I was very happy, too, with the performance of 
                  Winter Legends until I read RB’s review 
                  of the recording with Harriet Cohen and Clarence Raybould on 
                  the Dutton label (CDBP9751). Cohen was, of course the only begetter 
                  of the work and there are grounds for regarding her interpretation 
                  as authoritative. RB notes that this performance pulls no punches 
                  and is more exciting and abandoned than Fingerhut. To some extent 
                  the considerable difference in playing time (Cohen’s 39:39 against 
                  Fingerhut’s 43:19) is due to the restoration of several passages 
                  previously cut, but it may also explain that last 5% which I 
                  felt this Chandos recording was missing. 
                
Normally I favour Bryden Thomson’s leisurely tempi 
                  in Bax, giving the listener plenty of time to view the scenery, 
                  but Winter Legends is the exception to the rule: this 
                  is scenery which we probably want to move through a little faster. 
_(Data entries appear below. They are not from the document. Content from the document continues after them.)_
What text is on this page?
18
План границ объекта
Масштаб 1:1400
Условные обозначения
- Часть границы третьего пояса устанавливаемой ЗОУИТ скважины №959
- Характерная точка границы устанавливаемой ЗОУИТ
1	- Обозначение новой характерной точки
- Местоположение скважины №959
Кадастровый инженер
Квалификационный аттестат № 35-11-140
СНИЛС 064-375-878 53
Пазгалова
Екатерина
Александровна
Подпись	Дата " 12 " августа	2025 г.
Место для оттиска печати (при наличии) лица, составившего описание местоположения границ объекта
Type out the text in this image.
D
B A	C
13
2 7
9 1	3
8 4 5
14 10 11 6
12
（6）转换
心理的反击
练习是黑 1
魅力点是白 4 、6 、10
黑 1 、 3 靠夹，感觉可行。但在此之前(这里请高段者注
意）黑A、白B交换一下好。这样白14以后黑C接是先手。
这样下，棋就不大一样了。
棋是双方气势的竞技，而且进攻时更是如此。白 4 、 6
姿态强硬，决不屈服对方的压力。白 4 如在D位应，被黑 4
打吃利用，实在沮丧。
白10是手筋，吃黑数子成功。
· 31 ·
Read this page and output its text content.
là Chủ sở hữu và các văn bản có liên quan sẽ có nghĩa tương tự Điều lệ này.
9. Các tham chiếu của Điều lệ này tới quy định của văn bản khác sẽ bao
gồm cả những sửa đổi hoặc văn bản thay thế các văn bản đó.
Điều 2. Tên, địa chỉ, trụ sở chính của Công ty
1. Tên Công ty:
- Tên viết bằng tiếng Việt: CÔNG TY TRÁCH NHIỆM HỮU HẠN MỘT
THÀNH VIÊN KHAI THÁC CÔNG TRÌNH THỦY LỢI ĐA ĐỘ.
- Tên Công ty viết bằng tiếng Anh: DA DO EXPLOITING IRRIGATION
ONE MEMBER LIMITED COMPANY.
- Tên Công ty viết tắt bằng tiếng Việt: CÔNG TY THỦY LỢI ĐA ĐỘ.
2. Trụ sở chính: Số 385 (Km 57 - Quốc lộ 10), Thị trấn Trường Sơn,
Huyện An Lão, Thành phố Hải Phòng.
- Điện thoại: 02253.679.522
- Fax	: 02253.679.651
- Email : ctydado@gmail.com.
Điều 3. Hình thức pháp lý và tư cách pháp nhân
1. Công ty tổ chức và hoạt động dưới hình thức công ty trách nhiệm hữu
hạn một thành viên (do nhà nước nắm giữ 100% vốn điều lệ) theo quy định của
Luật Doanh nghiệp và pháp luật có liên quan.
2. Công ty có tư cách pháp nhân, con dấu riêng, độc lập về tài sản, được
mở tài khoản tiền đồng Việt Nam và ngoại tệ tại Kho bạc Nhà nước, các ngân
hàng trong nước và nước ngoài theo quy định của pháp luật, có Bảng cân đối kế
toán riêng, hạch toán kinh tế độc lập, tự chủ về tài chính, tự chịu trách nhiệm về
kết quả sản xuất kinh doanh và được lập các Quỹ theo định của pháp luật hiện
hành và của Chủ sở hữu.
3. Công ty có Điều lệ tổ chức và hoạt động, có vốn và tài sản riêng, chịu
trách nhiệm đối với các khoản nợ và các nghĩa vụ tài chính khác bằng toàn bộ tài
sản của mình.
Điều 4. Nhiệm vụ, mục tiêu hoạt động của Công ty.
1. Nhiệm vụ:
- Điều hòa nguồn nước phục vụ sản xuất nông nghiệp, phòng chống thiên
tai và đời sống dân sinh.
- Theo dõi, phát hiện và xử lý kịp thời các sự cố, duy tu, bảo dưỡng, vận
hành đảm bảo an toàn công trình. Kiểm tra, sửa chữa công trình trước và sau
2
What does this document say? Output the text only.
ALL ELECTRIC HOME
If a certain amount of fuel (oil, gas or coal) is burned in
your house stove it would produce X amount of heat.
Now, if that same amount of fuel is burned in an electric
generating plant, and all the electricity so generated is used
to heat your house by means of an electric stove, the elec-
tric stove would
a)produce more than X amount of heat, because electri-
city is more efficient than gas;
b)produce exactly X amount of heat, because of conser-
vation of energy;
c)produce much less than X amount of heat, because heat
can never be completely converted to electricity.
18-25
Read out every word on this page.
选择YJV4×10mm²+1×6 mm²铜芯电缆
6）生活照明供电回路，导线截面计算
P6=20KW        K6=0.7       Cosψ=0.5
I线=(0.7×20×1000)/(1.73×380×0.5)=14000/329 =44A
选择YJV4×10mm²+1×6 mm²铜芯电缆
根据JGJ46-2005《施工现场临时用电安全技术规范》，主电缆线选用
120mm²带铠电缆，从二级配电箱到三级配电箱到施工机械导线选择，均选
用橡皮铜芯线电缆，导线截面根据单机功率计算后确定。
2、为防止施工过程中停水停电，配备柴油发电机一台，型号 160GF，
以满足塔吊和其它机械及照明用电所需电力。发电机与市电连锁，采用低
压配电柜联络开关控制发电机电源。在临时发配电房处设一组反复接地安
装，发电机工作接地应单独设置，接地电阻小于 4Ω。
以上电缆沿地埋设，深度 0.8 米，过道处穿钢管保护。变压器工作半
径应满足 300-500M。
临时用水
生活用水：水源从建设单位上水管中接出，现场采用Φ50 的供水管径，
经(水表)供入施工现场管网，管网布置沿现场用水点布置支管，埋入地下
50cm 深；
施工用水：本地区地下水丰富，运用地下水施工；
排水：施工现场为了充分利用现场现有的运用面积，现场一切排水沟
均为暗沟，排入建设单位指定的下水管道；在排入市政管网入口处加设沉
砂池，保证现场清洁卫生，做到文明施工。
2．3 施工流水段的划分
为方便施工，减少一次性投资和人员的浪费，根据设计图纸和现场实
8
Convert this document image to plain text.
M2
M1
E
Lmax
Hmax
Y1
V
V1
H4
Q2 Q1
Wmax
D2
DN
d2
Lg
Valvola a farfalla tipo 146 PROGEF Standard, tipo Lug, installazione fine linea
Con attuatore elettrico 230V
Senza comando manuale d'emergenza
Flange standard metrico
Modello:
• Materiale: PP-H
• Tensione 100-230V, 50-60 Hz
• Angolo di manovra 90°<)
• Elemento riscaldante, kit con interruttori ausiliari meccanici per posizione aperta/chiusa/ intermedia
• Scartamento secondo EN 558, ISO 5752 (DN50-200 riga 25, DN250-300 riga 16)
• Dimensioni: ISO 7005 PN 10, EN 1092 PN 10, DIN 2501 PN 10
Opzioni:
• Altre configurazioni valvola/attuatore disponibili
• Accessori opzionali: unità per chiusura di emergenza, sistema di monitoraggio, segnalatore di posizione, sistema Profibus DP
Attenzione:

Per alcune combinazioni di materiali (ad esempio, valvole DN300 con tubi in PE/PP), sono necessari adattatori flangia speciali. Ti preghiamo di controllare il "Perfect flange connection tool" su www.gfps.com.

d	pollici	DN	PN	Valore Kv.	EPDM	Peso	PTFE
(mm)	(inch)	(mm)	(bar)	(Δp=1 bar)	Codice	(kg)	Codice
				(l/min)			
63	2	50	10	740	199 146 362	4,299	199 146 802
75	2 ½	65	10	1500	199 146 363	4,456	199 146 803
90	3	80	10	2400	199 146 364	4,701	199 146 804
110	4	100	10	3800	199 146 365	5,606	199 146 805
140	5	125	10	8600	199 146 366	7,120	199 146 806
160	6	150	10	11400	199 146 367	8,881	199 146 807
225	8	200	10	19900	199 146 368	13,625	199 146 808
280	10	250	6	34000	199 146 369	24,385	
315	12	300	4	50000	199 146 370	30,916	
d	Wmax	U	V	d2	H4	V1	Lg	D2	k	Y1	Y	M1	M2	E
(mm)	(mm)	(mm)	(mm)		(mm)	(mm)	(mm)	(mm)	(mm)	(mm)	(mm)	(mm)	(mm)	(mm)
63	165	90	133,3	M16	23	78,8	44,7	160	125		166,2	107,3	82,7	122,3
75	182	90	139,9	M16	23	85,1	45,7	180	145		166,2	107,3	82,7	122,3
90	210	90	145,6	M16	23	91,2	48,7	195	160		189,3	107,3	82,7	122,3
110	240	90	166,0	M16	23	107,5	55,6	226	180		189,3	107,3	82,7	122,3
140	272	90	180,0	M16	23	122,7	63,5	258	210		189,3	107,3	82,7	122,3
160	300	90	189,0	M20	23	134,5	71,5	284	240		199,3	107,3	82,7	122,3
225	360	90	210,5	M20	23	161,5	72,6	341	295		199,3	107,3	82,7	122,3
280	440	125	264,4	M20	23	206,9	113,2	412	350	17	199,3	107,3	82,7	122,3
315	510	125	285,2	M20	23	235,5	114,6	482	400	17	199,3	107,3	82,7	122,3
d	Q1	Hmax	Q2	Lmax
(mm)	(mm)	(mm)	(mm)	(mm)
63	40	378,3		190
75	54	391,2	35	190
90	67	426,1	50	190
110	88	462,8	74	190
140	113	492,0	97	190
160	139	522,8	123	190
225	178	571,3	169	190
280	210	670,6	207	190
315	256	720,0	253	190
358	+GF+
                  I guess the Cohen version, for all its sub-fusc off-air recording 
                  quality, provides that little bit extra that I’m looking for 
                  in a work which hitherto has almost (but not quite) convinced 
                  me of its worth. It’s definitely on my shopping list. 
                
I don’t wish to make too much of the shortcomings 
                  of the Fingerhut version, however. In general the performance 
                  supports those who see the work as quasi-symphonic – powerful 
                  music in the three-movement-plus-epilogue manner of all the 
                  numbered symphonies, dating from between the Third and Fourth 
                  of these. Unlike their recordings of the symphonies, Chandos 
                  track the epilogue separately. 
                
Saga Fragment is an orchestration of a movement from 
                  a Piano Quartet but it sounds anything but cobbled together. 
                  Fingerhut’s account is very convincing – if anything the most 
                  convincing of her performances of any of these four works; given 
                  that she offers the only available recording of this work and 
                  the only modern recording of the Legends, my recommendation 
                  of CHAN8484 is therefore only very slightly muted. 
                
The notes by Lewis Foreman are excellent and the 
                  recording, in any format, very good. If you have already made 
                  the acquaintance of Bax’s symphonies, these recordings – whichever 
                  format you choose – could well be an ideal next step. 
                
              
I’ve been listening to and writing about a good 
                deal of Bax and Buxtehude recently – two very different composers, 
                but I’ve yet to become sated with either.
              
Brian 
                Wilson
              
Additional 
                options discussed:
                
                Sir Arnold BAX (1883-1953) 
                Symphonic 
                Variations for 
                Piano and Orchestra (1917-19) [49:34] 
                Morning 
                Song (Maytime 
                in Sussex) (1947) [8:09] 
                
 
                Margaret Fingerhut (piano) 
                London Philharmonic Orchestra/Bryden 
                Thomson 
                rec. 
                All Saints’ Church, Tooting, London, 7-8 January 1987. DDD. 
                
 
                CHANDOS mp3 CHAN8516 
 
                [57:52] 
                
                Sir Arnold BAX (1883-1953) 
                Winter 
                Legends for 
                Piano and Orchestra (1929) [43:19] 
                Saga 
                Fragment for 
                Piano and Small Orchestra (1922, orch.1933) [11:13] 
                
 
                Margaret Fingerhut (piano) 
                London Philharmonic Orchestra/Bryden 
                Thomson 
                rec. 
                All Saints’ Church, Tooting, London, 3-4 April 1986. DDD.